Já se preparava para partir quando Ambrósio o deteve:
“Espere, transmita um recado à dona do bar. Se ela quiser vender, posso comprar o estabelecimento. Mas que seja por um preço camarada.”
O Cavaleiro Sem Cabeça estranhou: “Mas você não disse que o bar está fadado à destruição? Vai comprá-lo assim mesmo? Não vai perder dinheiro?”
Ambrósio rebateu: “E como ela vai sobreviver se abandonar o bar sem receber nada? Você acha que ela, diferente dos mortos, não precisa comer nem beber? Comprando o bar, ela terá recursos para recomeçar em outro lugar.”
O Cavaleiro Sem Cabeça ficou profundamente comovido, abraçou Ambrósio com força: “Irmão, jamais esquecerei sua generosidade. Fique tranquilo, se alguém cortar sua cabeça, eu, Gareth, serei o primeiro a vingar você!”
“Não pode me proteger antes de eu perder a cabeça?”
“Você mesmo disse que tudo o que a profecia mostra, acontece.”
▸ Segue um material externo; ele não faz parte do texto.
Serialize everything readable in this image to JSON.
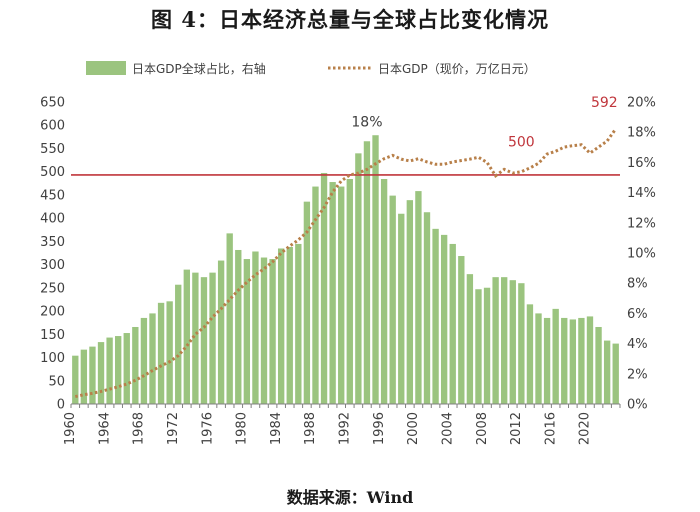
{
  "title": "图 4：日本经济总量与全球占比变化情况",
  "source": "数据来源：Wind",
  "chart_data": {
    "type": "bar+line",
    "categories": [
      1960,
      1961,
      1962,
      1963,
      1964,
      1965,
      1966,
      1967,
      1968,
      1969,
      1970,
      1971,
      1972,
      1973,
      1974,
      1975,
      1976,
      1977,
      1978,
      1979,
      1980,
      1981,
      1982,
      1983,
      1984,
      1985,
      1986,
      1987,
      1988,
      1989,
      1990,
      1991,
      1992,
      1993,
      1994,
      1995,
      1996,
      1997,
      1998,
      1999,
      2000,
      2001,
      2002,
      2003,
      2004,
      2005,
      2006,
      2007,
      2008,
      2009,
      2010,
      2011,
      2012,
      2013,
      2014,
      2015,
      2016,
      2017,
      2018,
      2019,
      2020,
      2021,
      2022,
      2023
    ],
    "series": [
      {
        "name": "日本GDP全球占比，右轴",
        "type": "bar",
        "axis": "right",
        "unit": "%",
        "color": "#9bc47f",
        "values": [
          3.2,
          3.6,
          3.8,
          4.1,
          4.4,
          4.5,
          4.7,
          5.1,
          5.7,
          6.0,
          6.7,
          6.8,
          7.9,
          8.9,
          8.7,
          8.4,
          8.7,
          9.5,
          11.3,
          10.2,
          9.6,
          10.1,
          9.7,
          9.6,
          10.3,
          10.4,
          10.6,
          13.4,
          14.4,
          15.3,
          14.7,
          14.4,
          14.9,
          16.6,
          17.4,
          17.8,
          14.9,
          13.8,
          12.6,
          13.5,
          14.1,
          12.7,
          11.6,
          11.2,
          10.6,
          9.8,
          8.6,
          7.6,
          7.7,
          8.4,
          8.4,
          8.2,
          8.0,
          6.6,
          6.0,
          5.7,
          6.3,
          5.7,
          5.6,
          5.7,
          5.8,
          5.1,
          4.2,
          4.0
        ]
      },
      {
        "name": "日本GDP（现价，万亿日元）",
        "type": "line",
        "axis": "left",
        "color": "#b8804a",
        "values": [
          16,
          20,
          23,
          27,
          32,
          37,
          43,
          51,
          61,
          72,
          82,
          91,
          104,
          125,
          150,
          165,
          187,
          205,
          225,
          245,
          262,
          278,
          291,
          306,
          325,
          340,
          353,
          370,
          397,
          423,
          456,
          480,
          493,
          497,
          505,
          517,
          528,
          535,
          527,
          523,
          528,
          521,
          516,
          516,
          521,
          524,
          527,
          531,
          520,
          491,
          505,
          497,
          500,
          508,
          518,
          538,
          544,
          553,
          556,
          558,
          540,
          553,
          566,
          592
        ]
      }
    ],
    "left_axis": {
      "min": 0,
      "max": 650,
      "step": 50,
      "ticks": [
        "0",
        "50",
        "100",
        "150",
        "200",
        "250",
        "300",
        "350",
        "400",
        "450",
        "500",
        "550",
        "600",
        "650"
      ]
    },
    "right_axis": {
      "min": 0,
      "max": 20,
      "step": 2,
      "ticks": [
        "0%",
        "2%",
        "4%",
        "6%",
        "8%",
        "10%",
        "12%",
        "14%",
        "16%",
        "18%",
        "20%"
      ]
    },
    "x_tick_labels": [
      "1960",
      "1964",
      "1968",
      "1972",
      "1976",
      "1980",
      "1984",
      "1988",
      "1992",
      "1996",
      "2000",
      "2004",
      "2008",
      "2012",
      "2016",
      "2020"
    ],
    "reference_line": {
      "axis": "left",
      "value": 493,
      "color": "#c0363c"
    },
    "annotations": [
      {
        "text": "18%",
        "year": 1994,
        "color": "#404040"
      },
      {
        "text": "500",
        "year": 2012,
        "color": "#c0363c"
      },
      {
        "text": "592",
        "year": 2023,
        "color": "#c0363c"
      }
    ],
    "grid": false,
    "legend": "top"
  }
}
Ambrósio só pôde suspirar. Até sua chama vital pareceu estremecer de raiva. Realmente, nada é mais irritante do que profecias, especialmente as desgraçadas.
Assim que o Cavaleiro Sem Cabeça partiu, Ambrósio começou a se preparar para receber o grande representante do Conselho dos Alquimistas.
Não demorou muito: um imenso dirigível flutuante desceu diante do castelo de Ambrósio.
Dele desceu um homem de meia-idade, rosto austero, trajando uma túnica vermelha e dourada, semelhante à dos intendentes já vistos, mas com bordados ainda mais requintados.
Ambrósio assumiu sua aparência humana e recebeu o visitante sorridente.
“Meu caro Flynn, quanto tempo! A última vez que nos vimos foi há mais de uma década, não?”
Gustavo Flynn, sexto assento do Conselho de Alquimistas, alquimista lendário, autor de obras suficientes para encher a biblioteca de Ambrósio – uma verdadeira autoridade. O envio daquele homem demonstrava o quanto a Cidade da Alquimia prezava Alain Watson.
Gustavo Flynn, ao ver Ambrósio, manteve-se impassível e foi direto ao ponto: “Conheço você muito bem, velho amigo. Diga seu preço. Este paladino nos será muito útil.”
Ambrósio sorriu satisfeito: “No Conselho, você sempre foi meu favorito, Flynn. Gosto desse seu jeito direto. Vinte milhões de moedas de ouro, e o rapaz é seu.”